Надо было решать, участвовать ли в таком процессе. Мне хотелось продемонстрировать своим детям, иностранным корреспондентам и реальной публике абсолютную справедливость документов Хельсинкской группы и абсолютный идиотизм КГБ. Поэтому я решил участвовать.
Перед прокурорским допросом, в первый день утром, я сделал заявление суду: «Чтоб не тратить попусту время, объясните, пожалуйста, прокурору, что я принимаю на себя всю ответственность за содержание документов Московской общественной группы содействия выполнению Хельсинкских соглашений в СССР, но на вопросы кому, где и когда они передавались, отвечать отказываюсь».

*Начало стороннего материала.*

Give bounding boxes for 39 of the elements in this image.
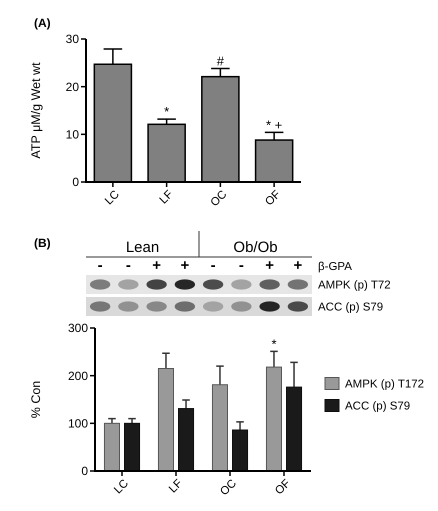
y-tick-label: 100 <box>68 416 88 431</box>
text: ACC (p) S79 <box>318 302 384 314</box>
annotation: * + <box>266 117 282 132</box>
y-tick-label: 0 <box>81 464 88 478</box>
x-tick-label: LF <box>158 188 176 206</box>
x-tick-label: OF <box>273 477 293 498</box>
y-tick-label: 200 <box>68 368 88 383</box>
text: - <box>98 257 103 274</box>
y-tick-label: 0 <box>72 175 80 190</box>
x-tick-label: OC <box>208 188 230 210</box>
x-tick-label: OF <box>263 188 284 208</box>
text: β-GPA <box>318 261 352 273</box>
text: + <box>265 257 274 274</box>
text: - <box>126 257 131 274</box>
y-tick-label: 10 <box>66 128 80 142</box>
legend-label: ACC (p) S79 <box>345 400 410 413</box>
annotation: * <box>271 336 277 352</box>
legend-label: AMPK (p) T172 <box>345 378 424 391</box>
y-tick-label: 300 <box>68 321 88 336</box>
text: - <box>238 257 244 274</box>
text: - <box>210 257 216 274</box>
x-tick-label: LC <box>102 188 122 208</box>
annotation: * <box>164 104 170 120</box>
annotation: # <box>216 54 225 69</box>
x-tick-label: OC <box>218 477 239 498</box>
text: (B) <box>34 236 51 250</box>
text: + <box>293 257 302 274</box>
x-tick-label: LF <box>166 477 185 496</box>
x-tick-label: LC <box>112 477 131 496</box>
text: + <box>180 257 190 274</box>
text: + <box>152 257 162 274</box>
text: AMPK (p) T72 <box>318 280 391 292</box>
chart-title: (A) <box>34 16 51 30</box>
y-tick-label: 30 <box>66 32 80 46</box>
y-axis-title: % Con <box>29 380 43 418</box>
y-tick-label: 20 <box>66 80 80 94</box>
text: Lean <box>126 239 160 256</box>
y-axis-title: ATP μM/g Wet wt <box>29 62 43 159</box>
text: Ob/Ob <box>233 239 278 256</box>
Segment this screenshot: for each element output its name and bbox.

Никто, на самом деле, и не собирался тратить время попусту. Судья, правда, бегала к телефону каждые пять минут за руководящими указаниями и, соревнуясь с прокурором, то и дело прерывала меня, когда я пытался говорить, и, на все это тратилось время, — но не попусту, не попусту: им удалось управиться с судом за считанные три дня. На допросы свидетелей ушло всего шесть часов. Да, правду сказать, и шесть-то часов разбазарить неизвестно на что, после пятнадцати месяцев такого труда над 59 томами такого дела было для КГБ тяжелой жертвой. И без того у гебистов было работы по горло. Во время суда обыскивали сыновей и Ирину по четыре раза на день, а когда изымали магнитофоны, которые Дима и Саша спрятали под рубашками, то и поколотить пришлось. (После этого Ирина, Дима и Саша восстанавливали процесс по памяти, так как и записи судья запретила также.) На третий день, на обыске, одна чекистка на глазах у пяти чекистов-мужчин раздела Ирину почти догола. Если бы Ирина сопротивлялась, ее могли бы арестовать и дать срок по статье 190-3. Она не сопротивлялась, но и не помогала им. Они одели ее кое-как, ожидая, видно, что, вот сейчас, она разревется, приведет себя в порядок и убежит домой. Вместо этого она вышла на улицу в растерзанном виде, чтобы показать всем, что творится на этом суде. Когда президент Картер публично осудил весь ход процесса, он упомянул и этот эпизод.